John A. Larson introduced the lie detector in 1921, but he himself had doubts about its accuracy.
In ancient China, to catch a liar, the accused would sometimes be forced to hold a mouthful of uncooked rice during interrogation, and then asked to open their mouth. Dried rice indicated a dry mouth, which was seen as evidence of guilty anxiety—sometimes even serving as grounds for execution.
John A. Larson in 1921. (Photo: Wikimedia).
For a long time, many believed that lying caused physical side effects, and a man thought he had discovered the scientific mechanism for detecting lies in the 1920s, during a crime wave. This was a time when Prohibition was in effect in the United States, and smuggling gangs were rampant.

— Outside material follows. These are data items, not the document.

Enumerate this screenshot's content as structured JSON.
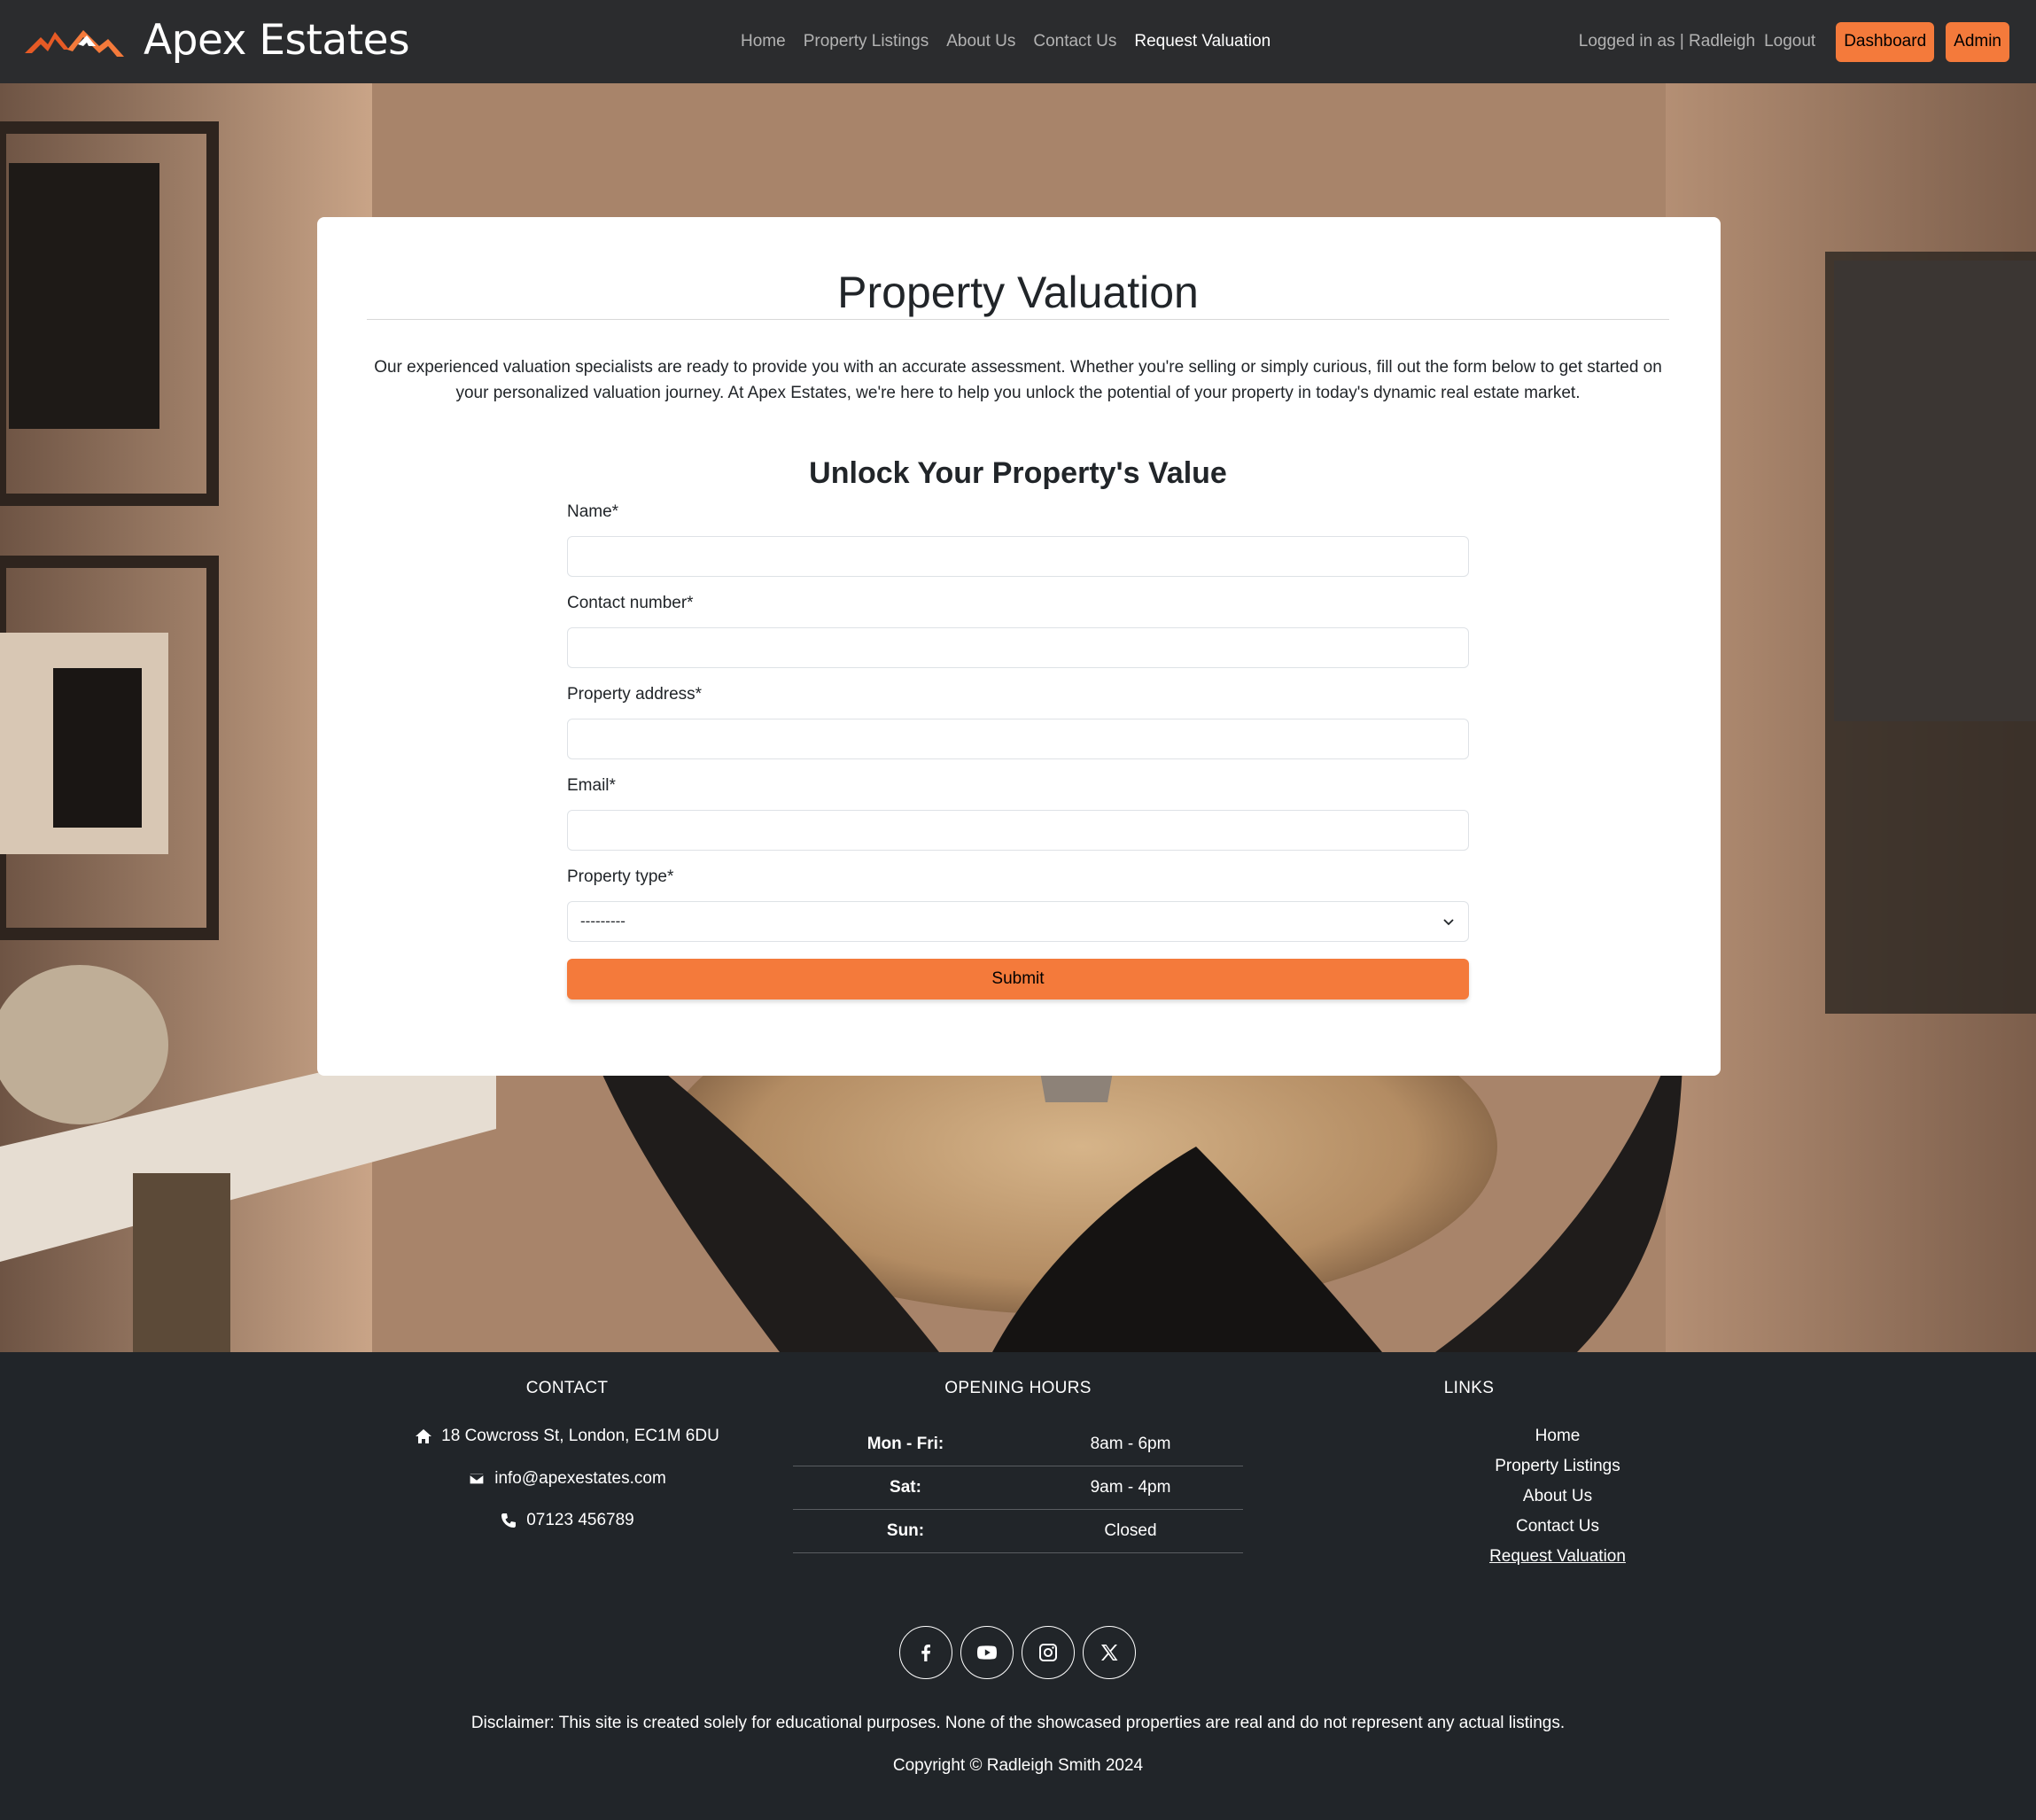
{
  "brand": {
    "name": "Apex Estates",
    "logo_icon": "mountain-logo"
  },
  "nav": {
    "links": [
      "Home",
      "Property Listings",
      "About Us",
      "Contact Us",
      "Request Valuation"
    ],
    "active": "Request Valuation",
    "logged_in_text": "Logged in as | Radleigh",
    "logout_label": "Logout",
    "dashboard_label": "Dashboard",
    "admin_label": "Admin"
  },
  "card": {
    "title": "Property Valuation",
    "intro": "Our experienced valuation specialists are ready to provide you with an accurate assessment. Whether you're selling or simply curious, fill out the form below to get started on your personalized valuation journey. At Apex Estates, we're here to help you unlock the potential of your property in today's dynamic real estate market.",
    "form_title": "Unlock Your Property's Value",
    "fields": {
      "name_label": "Name*",
      "name_value": "",
      "contact_label": "Contact number*",
      "contact_value": "",
      "address_label": "Property address*",
      "address_value": "",
      "email_label": "Email*",
      "email_value": "",
      "type_label": "Property type*",
      "type_value": "---------"
    },
    "submit_label": "Submit"
  },
  "footer": {
    "contact": {
      "title": "CONTACT",
      "address": "18 Cowcross St, London, EC1M 6DU",
      "email": "info@apexestates.com",
      "phone": "07123 456789"
    },
    "hours": {
      "title": "OPENING HOURS",
      "rows": [
        {
          "day": "Mon - Fri:",
          "time": "8am - 6pm"
        },
        {
          "day": "Sat:",
          "time": "9am - 4pm"
        },
        {
          "day": "Sun:",
          "time": "Closed"
        }
      ]
    },
    "links": {
      "title": "LINKS",
      "items": [
        "Home",
        "Property Listings",
        "About Us",
        "Contact Us",
        "Request Valuation"
      ]
    },
    "social": [
      "facebook-icon",
      "youtube-icon",
      "instagram-icon",
      "x-icon"
    ],
    "disclaimer": "Disclaimer: This site is created solely for educational purposes. None of the showcased properties are real and do not represent any actual listings.",
    "copyright": "Copyright © Radleigh Smith 2024"
  },
  "colors": {
    "accent": "#f47a3b",
    "navbar": "#2b2c2e",
    "footer": "#212529"
  }
}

Some police departments adopted increasingly aggressive measures to compel suspects to confess, such as beatings, cigarette burns, and sleep deprivation. Despite being illegal, these methods were widespread in the U.S. and yielded many confessions, though many of those confessions were doubted in terms of their accuracy.
August Vollmer, the police chief of the Berkeley Police Department in California, believed a new era could be opened where science would make the interrogation process more accurate and humane. He began recruiting college graduates to help professionalize the police force. This aligned with John A. Larson, who had just earned a PhD in physiology from the University of California, Berkeley, and had a passion for justice. Larson joined the Berkeley police force in 1920, becoming the first rookie in the area with a doctorate.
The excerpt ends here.